Srecharan Selvam, Abhisesh Silwal, George Kantor

T-Rex (The Robot for Extracting Leaf Samples) is a gantry-based robotic system developed for autonomous leaf localization, selection, and grasping in greenhouse environments. The system integrates a 6-degree-of-freedom manipulator with a stereo vision pipeline to identify and interact with target leaves. YOLOv8 is used for real-time leaf segmentation, and RAFT-Stereo provides dense depth maps, allowing the reconstruction of 3D leaf masks. These observations are processed through a leaf grasping algorithm that selects the optimal leaf based on clutter, visibility, and distance, and determines a grasp point by analyzing local surface flatness, top-down approachability, and margin from edges. The selected grasp point guides a trajectory executed by ROS-based motion controllers, driving a custom microneedle-equipped end-effector to clamp the leaf and simulate tissue sampling. Experiments conducted with artificial plants under varied poses demonstrate that the T-Rex system can consistently detect, plan, and perform physical interactions with plant-like targets, achieving a grasp success rate of 66.6\%. This paper presents the system architecture, implementation, and testing of T-Rex as a step toward plant sampling automation in Controlled Environment Agriculture (CEA).

Abhisesh Silwal, Francisco Yandun, Anjana Nellithimaru et al.

Dormant season grapevine pruning requires skilled seasonal workers during the winter season which are becoming less available. As workers hasten to prune more vines in less time amid to the short-term seasonal hiring culture and low wages, vines are often pruned inconsistently leading to imbalanced grapevines. In addition to this, currently existing mechanical methods cannot selectively prune grapevines and manual follow-up operations are often required that further increase production cost. In this paper, we present the design and field evaluation of a rugged, and fully autonomous robot for end-to-end pruning of dormant season grapevines. The proposed design incorporates novel camera systems, a kinematically redundant manipulator, a ground robot, and novel algorithms in the perception system. The presented research prototype robot system was able to spur prune a row of vines from both sides completely in 213 sec/vine with a total pruning accuracy of 87%. Initial field tests of the autonomous system in a commercial vineyard have shown significant variability reduction in dormant season pruning when compared to mechanical pre-pruning trials. The design approach, system components, lessons learned, future enhancements as well as a brief economic analysis are described in the manuscript.

Abhisesh Silwal, Tanvir Parhar, Francisco Yandun et al.

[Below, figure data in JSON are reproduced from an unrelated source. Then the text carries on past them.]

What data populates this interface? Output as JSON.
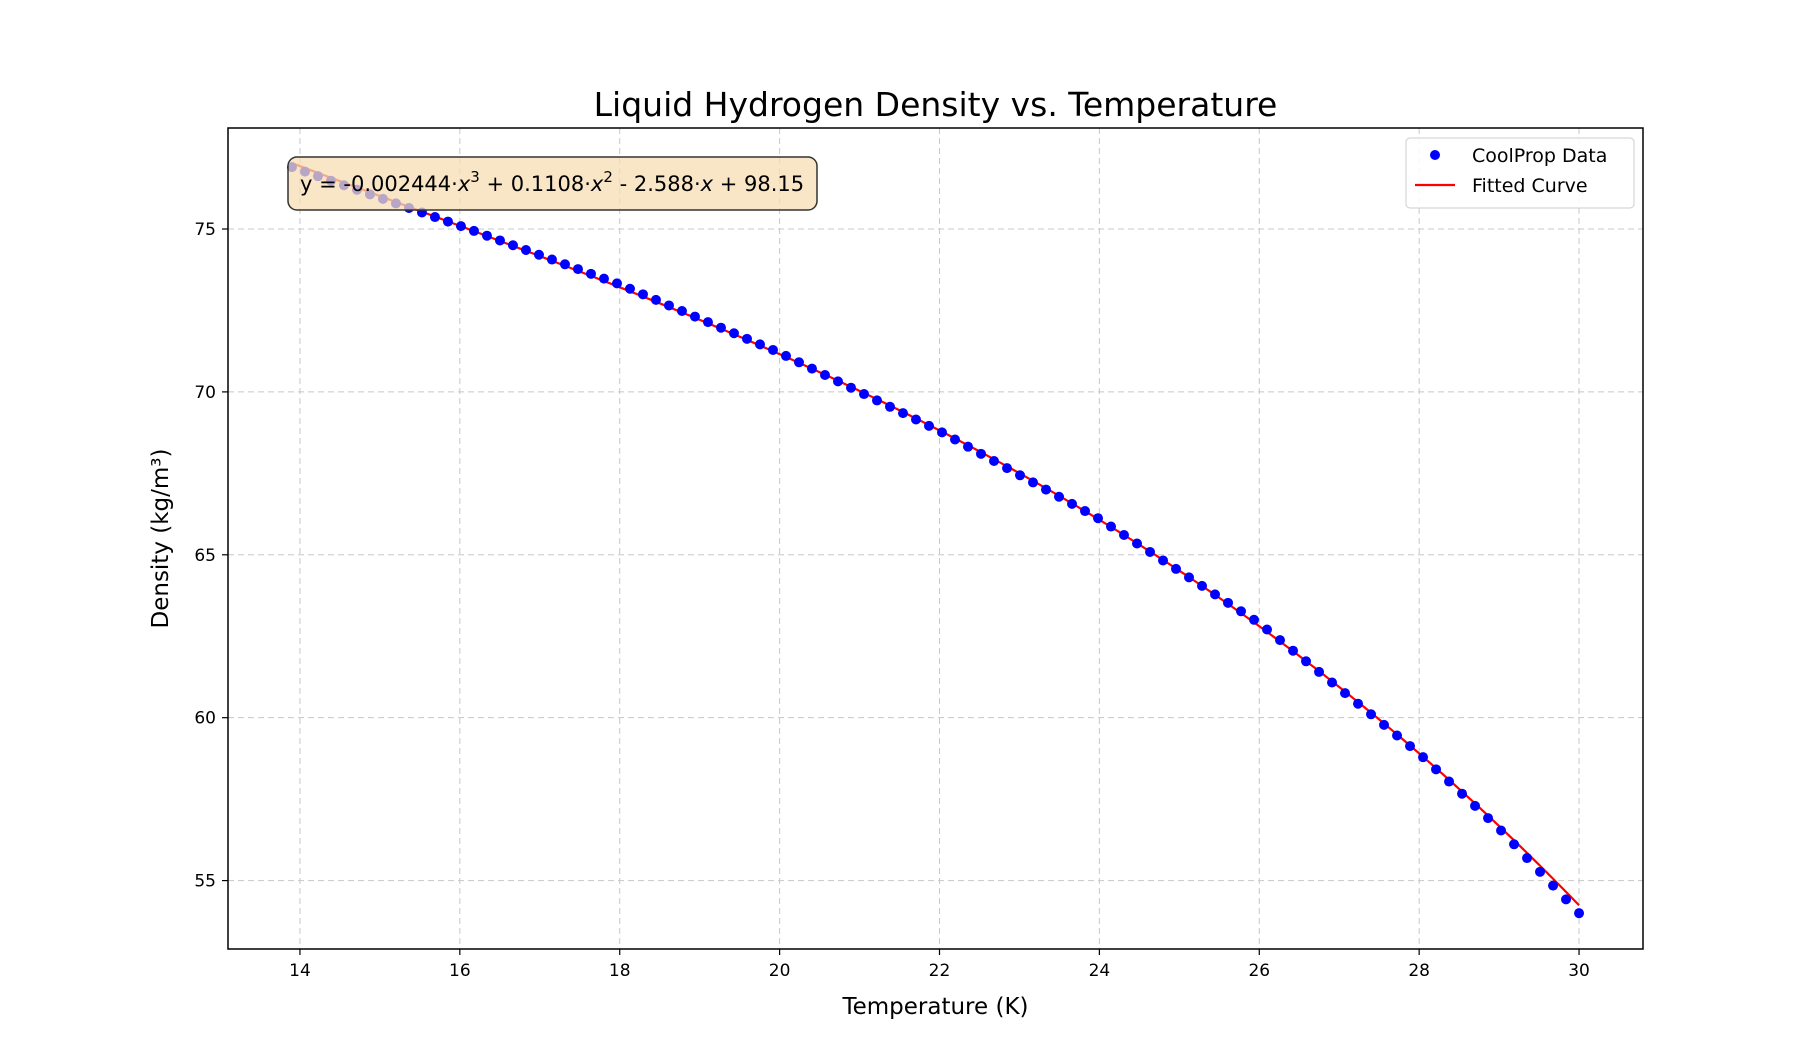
{
  "chart_data": {
    "type": "scatter",
    "title": "Liquid Hydrogen Density vs. Temperature",
    "xlabel": "Temperature (K)",
    "ylabel": "Density (kg/m³)",
    "xlim": [
      13.1,
      30.8
    ],
    "ylim": [
      52.9,
      78.1
    ],
    "xticks": [
      14,
      16,
      18,
      20,
      22,
      24,
      26,
      28,
      30
    ],
    "yticks": [
      55,
      60,
      65,
      70,
      75
    ],
    "grid": true,
    "grid_style": "dashed",
    "legend_position": "upper-right",
    "series": [
      {
        "name": "CoolProp Data",
        "kind": "points",
        "color": "#0000ff",
        "x_start": 13.9,
        "x_end": 30.0,
        "count": 100,
        "x_sample": [
          13.9,
          16.0,
          18.0,
          20.0,
          22.0,
          24.0,
          26.0,
          28.0,
          29.0,
          30.0
        ],
        "y_sample": [
          76.9,
          75.1,
          73.3,
          71.2,
          68.8,
          66.1,
          62.9,
          58.9,
          56.6,
          54.0
        ]
      },
      {
        "name": "Fitted Curve",
        "kind": "line",
        "color": "#ff0000",
        "coefficients": [
          -0.002444,
          0.1108,
          -2.588,
          98.15
        ]
      }
    ],
    "annotation": {
      "text_parts": [
        "y = -0.002444·",
        "x",
        "3",
        " + 0.1108·",
        "x",
        "2",
        " - 2.588·",
        "x",
        " + 98.15"
      ],
      "position": "upper-left",
      "box_fill": "#f5deb3",
      "box_stroke": "#333333"
    }
  }
}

Object detection and semantic segmentation are two of the most widely adopted deep learning algorithms in agricultural applications. One of the major sources of variability in image quality acquired in the outdoors for such tasks is changing lighting condition that can alter the appearance of the objects or the contents of the entire image. While transfer learning and data augmentation to some extent reduce the need for large amount of data to train deep neural networks, the large variety of cultivars and the lack of shared datasets in agriculture makes wide-scale field deployments difficult. In this paper, we present a high throughput robust active lighting-based camera system that generates consistent images in all lighting conditions. We detail experiments that show the consistency in images quality leading to relatively fewer images to train deep neural networks for the task of object detection. We further present results from field experiment under extreme lighting conditions where images without active lighting significantly lack to provide consistent results. The experimental results show that on average, deep nets for object detection trained on consistent data required nearly four times less data to achieve similar level of accuracy. This proposed work could potentially provide pragmatic solutions to computer vision needs in agriculture.